Titled Maps of Disquiet, the third edition of the Biennale will reflect on the exigencies of our times – resisting majoritarian impositions, ecological collapse, and technological dystopias by reclaiming pluralities of thought, voices, and art, and building new networks of solidarity and care.

According to Varun Gupta, Founder, Chennai Photo Biennale, “CPB Edition III hopes to provide much-needed respite to arts audiences through both immersive public art experiences, for which we have been collectively yearning, and through its incisive curatorial position that invites visitors to unlearn and to question.”

The site of the 'Great Trigonometrical Survey' of 1802, the first colonial attempt to measure and map the subcontinent, Chennai today is an arena of contested visions of a common future that resonates beyond, according to the organisers.

Anchoring itself in Chennai, the biennale will delve into the invisible realms of power and knowledge that shape our global present while simultaneously proposing the creation of resistant cartographies.

It asks, whose resources? Whose rivers? Whose interests? Whose voices?

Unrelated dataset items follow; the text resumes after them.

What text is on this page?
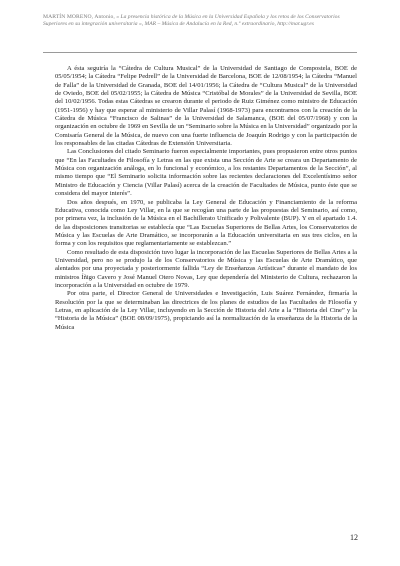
MARTÍN MORENO, Antonio, « La presencia histórica de la Música en la Universidad Española y los retos de los Conservatorios Superiores en su integración universitaria », MAR – Música de Andalucía en la Red, n.º extraordinario, http://mar.ugr.es

A ésta seguiría la “Cátedra de Cultura Musical” de la Universidad de Santiago de Compostela, BOE de 05/05/1954; la Cátedra “Felipe Pedrell” de la Universidad de Barcelona, BOE de 12/08/1954; la Cátedra “Manuel de Falla” de la Universidad de Granada, BOE del 14/01/1956; la Cátedra de “Cultura Musical” de la Universidad de Oviedo, BOE del 05/02/1955; la Cátedra de Música “Cristóbal de Morales” de la Universidad de Sevilla, BOE del 10/02/1956. Todas estas Cátedras se crearon durante el periodo de Ruiz Giménez como ministro de Educación (1951-1956) y hay que esperar al ministerio de Villar Palasí (1968-1973) para encontrarnos con la creación de la Cátedra de Música “Francisco de Salinas” de la Universidad de Salamanca, (BOE del 05/07/1968) y con la organización en octubre de 1969 en Sevilla de un “Seminario sobre la Música en la Universidad” organizado por la Comisaría General de la Música, de nuevo con una fuerte influencia de Joaquín Rodrigo y con la participación de los responsables de las citadas Cátedras de Extensión Universitaria.

Las Conclusiones del citado Seminario fueron especialmente importantes, pues propusieron entre otros puntos que “En las Facultades de Filosofía y Letras en las que exista una Sección de Arte se creara un Departamento de Música con organización análoga, en lo funcional y económico, a los restantes Departamentos de la Sección”, al mismo tiempo que “El Seminario solicita información sobre las recientes declaraciones del Excelentísimo señor Ministro de Educación y Ciencia (Villar Palasí) acerca de la creación de Facultades de Música, punto éste que se considera del mayor interés”.

Dos años después, en 1970, se publicaba la Ley General de Educación y Financiamiento de la reforma Educativa, conocida como Ley Villar, en la que se recogían una parte de las propuestas del Seminario, así como, por primera vez, la inclusión de la Música en el Bachillerato Unificado y Polivalente (BUP). Y en el apartado 1.4. de las disposiciones transitorias se establecía que “Las Escuelas Superiores de Bellas Artes, los Conservatorios de Música y las Escuelas de Arte Dramático, se incorporarán a la Educación universitaria en sus tres ciclos, en la forma y con los requisitos que reglamentariamente se establezcan.”

Como resultado de esta disposición tuvo lugar la incorporación de las Escuelas Superiores de Bellas Artes a la Universidad, pero no se produjo la de los Conservatorios de Música y las Escuelas de Arte Dramático, que alentados por una proyectada y posteriormente fallida “Ley de Enseñanzas Artísticas” durante el mandato de los ministros Íñigo Cavero y José Manuel Otero Novas, Ley que dependería del Ministerio de Cultura, rechazaron la incorporación a la Universidad en octubre de 1979.

Por otra parte, el Director General de Universidades e Investigación, Luis Suárez Fernández, firmaría la Resolución por la que se determinaban las directrices de los planes de estudios de las Facultades de Filosofía y Letras, en aplicación de la Ley Villar, incluyendo en la Sección de Historia del Arte a la “Historia del Cine” y la “Historia de la Música” (BOE 08/09/1975), propiciando así la normalización de la enseñanza de la Historia de la Música

12
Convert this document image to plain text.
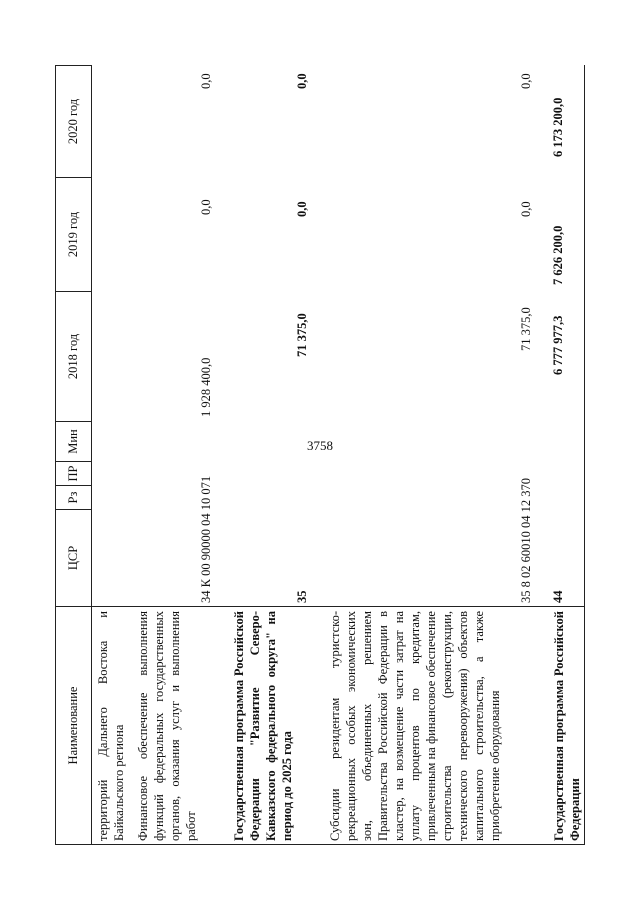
3758
Наименование
ЦСР
Рз
ПР
Мин
2018 год
2019 год
2020 год
территорий Дальнего Востока и Байкальского региона Финансовое обеспечение выполнения функций федеральных государственных органов, оказания услуг и выполнения работ
34 К 00 90000 04 10 071
1 928 400,0
0,0
0,0
Государственная программа Российской Федерации "Развитие Северо-Кавказского федерального округа" на период до 2025 года
35
71 375,0
0,0
0,0
Субсидии резидентам туристско-рекреационных особых экономических зон, объединенных решением Правительства Российской Федерации в кластер, на возмещение части затрат на уплату процентов по кредитам, привлеченным на финансовое обеспечение строительства (реконструкции, технического перевооружения) объектов капитального строительства, а также приобретение оборудования
35 8 02 60010 04 12 370
71 375,0
0,0
0,0
Государственная программа Российской Федерации
44
6 777 977,3
7 626 200,0
6 173 200,0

Whose images?

The biennale brings together artists and practices that explore the representation of labour, urban imaginaries, the commons, economic and migratory flows, archaeology and mining, and what anthropologist Arjun Appadurai, describing growing hostility towards minorities across the world, refers to as a ‘fear of small numbers’.

Said Tarana Sawhney (Trustee, CPB Foundation & Chairperson, CII Task Force for Art and Culture), “I am particularly excited because I see the potential of what a photo biennale of this magnitude has the ability to create - a rich thriving ecosystem for contemporary art in a novel region of the country, the power to bring together communities and the capacity to become one of the most significant events in South Asia to represent a extraordinary form of art to the global community.”

Chennai Photo Biennale is founded and organised by the CPB Foundation and Goethe-Institut Chennai, and is dedicated to promoting the photographic art form across demographics.